I think back to other talks I've been to, and, yes, I'm definitely right. It's all been "story this, gameplay that." We're being taken over by an obscene buzz word that's completely undermining what should be convincing, thorough, nuanced arguments.
It needs to stop. So, finally, I have my angle.
Each year, Develop hosts something called the Opinion Jam. It's an informal session at the end of the conference, where all the attendees file into a room, grab a complementary beer, and have the opportunity to deliver a two-minute rant to the masses. I had my angle; I needed a platform. This was it.

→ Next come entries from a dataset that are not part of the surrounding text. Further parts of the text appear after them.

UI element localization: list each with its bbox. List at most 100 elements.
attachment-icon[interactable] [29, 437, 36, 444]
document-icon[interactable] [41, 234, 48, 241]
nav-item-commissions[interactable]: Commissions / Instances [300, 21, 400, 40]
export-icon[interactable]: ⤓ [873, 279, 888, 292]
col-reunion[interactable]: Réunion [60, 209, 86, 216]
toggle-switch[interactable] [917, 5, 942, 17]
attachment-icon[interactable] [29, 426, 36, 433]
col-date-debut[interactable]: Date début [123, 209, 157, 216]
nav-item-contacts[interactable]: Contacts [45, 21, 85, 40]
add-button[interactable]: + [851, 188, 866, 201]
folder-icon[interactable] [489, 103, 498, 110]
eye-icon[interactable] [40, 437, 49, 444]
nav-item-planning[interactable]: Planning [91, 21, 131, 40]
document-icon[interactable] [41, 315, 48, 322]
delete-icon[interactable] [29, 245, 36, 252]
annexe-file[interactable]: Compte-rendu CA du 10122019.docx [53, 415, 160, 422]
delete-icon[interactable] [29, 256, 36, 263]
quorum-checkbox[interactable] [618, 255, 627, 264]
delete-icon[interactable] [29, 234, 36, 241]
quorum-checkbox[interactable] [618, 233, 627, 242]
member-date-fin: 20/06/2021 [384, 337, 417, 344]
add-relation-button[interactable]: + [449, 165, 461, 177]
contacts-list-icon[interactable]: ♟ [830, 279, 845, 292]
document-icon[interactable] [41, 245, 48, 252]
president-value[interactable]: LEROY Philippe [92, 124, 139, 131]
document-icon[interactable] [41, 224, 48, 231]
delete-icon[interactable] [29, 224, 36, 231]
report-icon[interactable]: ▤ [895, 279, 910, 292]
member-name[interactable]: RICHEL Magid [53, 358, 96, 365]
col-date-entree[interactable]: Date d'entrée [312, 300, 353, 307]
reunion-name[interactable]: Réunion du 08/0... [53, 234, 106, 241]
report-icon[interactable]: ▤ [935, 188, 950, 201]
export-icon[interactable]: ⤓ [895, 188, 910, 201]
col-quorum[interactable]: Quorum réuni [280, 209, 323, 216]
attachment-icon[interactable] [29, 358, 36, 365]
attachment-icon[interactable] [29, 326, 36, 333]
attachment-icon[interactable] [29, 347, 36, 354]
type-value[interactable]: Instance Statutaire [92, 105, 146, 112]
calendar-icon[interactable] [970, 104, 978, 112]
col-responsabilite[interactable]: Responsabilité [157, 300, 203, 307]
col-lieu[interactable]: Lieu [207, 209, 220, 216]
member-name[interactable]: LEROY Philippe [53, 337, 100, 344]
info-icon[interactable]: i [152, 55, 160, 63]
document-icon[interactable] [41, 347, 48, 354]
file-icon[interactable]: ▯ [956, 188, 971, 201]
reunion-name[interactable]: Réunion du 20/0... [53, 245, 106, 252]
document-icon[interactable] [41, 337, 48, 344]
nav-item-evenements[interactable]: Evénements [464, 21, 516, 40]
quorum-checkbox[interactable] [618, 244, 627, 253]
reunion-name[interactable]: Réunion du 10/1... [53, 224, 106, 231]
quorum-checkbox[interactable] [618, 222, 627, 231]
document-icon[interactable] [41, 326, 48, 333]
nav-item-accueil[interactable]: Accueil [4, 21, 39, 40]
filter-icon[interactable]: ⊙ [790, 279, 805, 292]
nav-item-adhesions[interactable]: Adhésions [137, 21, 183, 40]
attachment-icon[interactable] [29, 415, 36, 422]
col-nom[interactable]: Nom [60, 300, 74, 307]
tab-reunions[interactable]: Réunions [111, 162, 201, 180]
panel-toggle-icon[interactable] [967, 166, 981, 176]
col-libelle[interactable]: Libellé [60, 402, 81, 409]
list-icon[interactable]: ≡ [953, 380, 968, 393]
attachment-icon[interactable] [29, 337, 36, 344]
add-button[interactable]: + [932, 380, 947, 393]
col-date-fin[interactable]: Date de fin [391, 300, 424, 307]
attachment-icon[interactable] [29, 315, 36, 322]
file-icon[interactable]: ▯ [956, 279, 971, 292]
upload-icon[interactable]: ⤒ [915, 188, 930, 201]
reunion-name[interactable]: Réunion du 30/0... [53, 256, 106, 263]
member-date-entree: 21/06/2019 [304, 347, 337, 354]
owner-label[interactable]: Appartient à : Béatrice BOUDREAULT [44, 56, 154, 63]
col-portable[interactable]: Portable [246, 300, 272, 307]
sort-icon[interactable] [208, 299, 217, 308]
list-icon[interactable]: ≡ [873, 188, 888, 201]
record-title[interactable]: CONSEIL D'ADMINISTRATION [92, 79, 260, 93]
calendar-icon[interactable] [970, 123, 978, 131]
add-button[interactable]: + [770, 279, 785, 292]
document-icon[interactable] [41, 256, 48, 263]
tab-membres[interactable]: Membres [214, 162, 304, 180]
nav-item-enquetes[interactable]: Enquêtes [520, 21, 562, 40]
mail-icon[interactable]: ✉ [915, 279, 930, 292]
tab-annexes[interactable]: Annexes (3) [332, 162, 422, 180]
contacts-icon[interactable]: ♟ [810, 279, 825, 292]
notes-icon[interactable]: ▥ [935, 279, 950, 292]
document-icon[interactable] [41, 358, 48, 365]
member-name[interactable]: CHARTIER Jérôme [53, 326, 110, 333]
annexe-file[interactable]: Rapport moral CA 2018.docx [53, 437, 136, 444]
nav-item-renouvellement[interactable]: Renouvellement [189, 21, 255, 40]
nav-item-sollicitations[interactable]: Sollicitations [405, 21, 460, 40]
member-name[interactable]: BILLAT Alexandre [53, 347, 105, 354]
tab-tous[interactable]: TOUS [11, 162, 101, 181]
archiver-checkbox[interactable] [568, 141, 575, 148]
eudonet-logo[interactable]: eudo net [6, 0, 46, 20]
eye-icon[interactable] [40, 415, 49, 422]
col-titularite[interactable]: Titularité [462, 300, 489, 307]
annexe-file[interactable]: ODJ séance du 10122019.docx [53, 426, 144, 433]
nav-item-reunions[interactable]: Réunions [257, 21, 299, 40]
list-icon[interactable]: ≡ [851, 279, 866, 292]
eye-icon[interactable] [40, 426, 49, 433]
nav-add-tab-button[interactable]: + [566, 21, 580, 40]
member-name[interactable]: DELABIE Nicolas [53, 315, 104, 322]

I deliver my rant. It bombs. The Opinion Jam is judged by audience vote. I get a few in my favour, but the majority of the room disagrees. Perhaps it's just that people find "gameplay" to be an adequately specific term. Perhaps it's that I nervously and hungoverly ramble for far too long before running out of time and quickly blabbing my point. I suspect it may be the latter, so here's what I was trying
Across the two days of Develop, I met an abundance of people with a lot to say. Many work in highly specific areas of game design and development, the areas we probably don't even consider when we judge the final product. If we do consider them, it's only within the realms of a much broader section of the experience. The section we call "gameplay".
Our unquestioning acceptance of the term leads to a diminished understanding in how games actually work. Dyack was right when he said the most affecting games are often developed with a keen eye for meticulous detail and methodology, and it's this detail to which we need to pay attention.
Doing so will make some big steps into our comprehension of how these streams of code and reams of assets flow from our television screens and computer monitors, and make something happen in our minds that engrosses us, invigorates us, even moves us.
But we can only pay this much attention if we know how to describe what we're talking about. And while ever we're content with scoring the gameplay a seven out of ten, or even saying "the gameplay was brutal" or other such vagueisms, we're only placing obstacles in front of ourselves.
The Opinion Jam ends. IGDA founder Ernest Adams deservedly wins with an excellent speech on the low quality of writing and acting in video games. As we file into the bar to drink away our headaches, a man approaches me. The man I met at the Icebreaker Drinks.
"So you think we need to adopt a new vernacular in order to understand our hobby more?" he asks.
I say yeah. I guess I do.
"There's your angle," he says. "Start the revolution."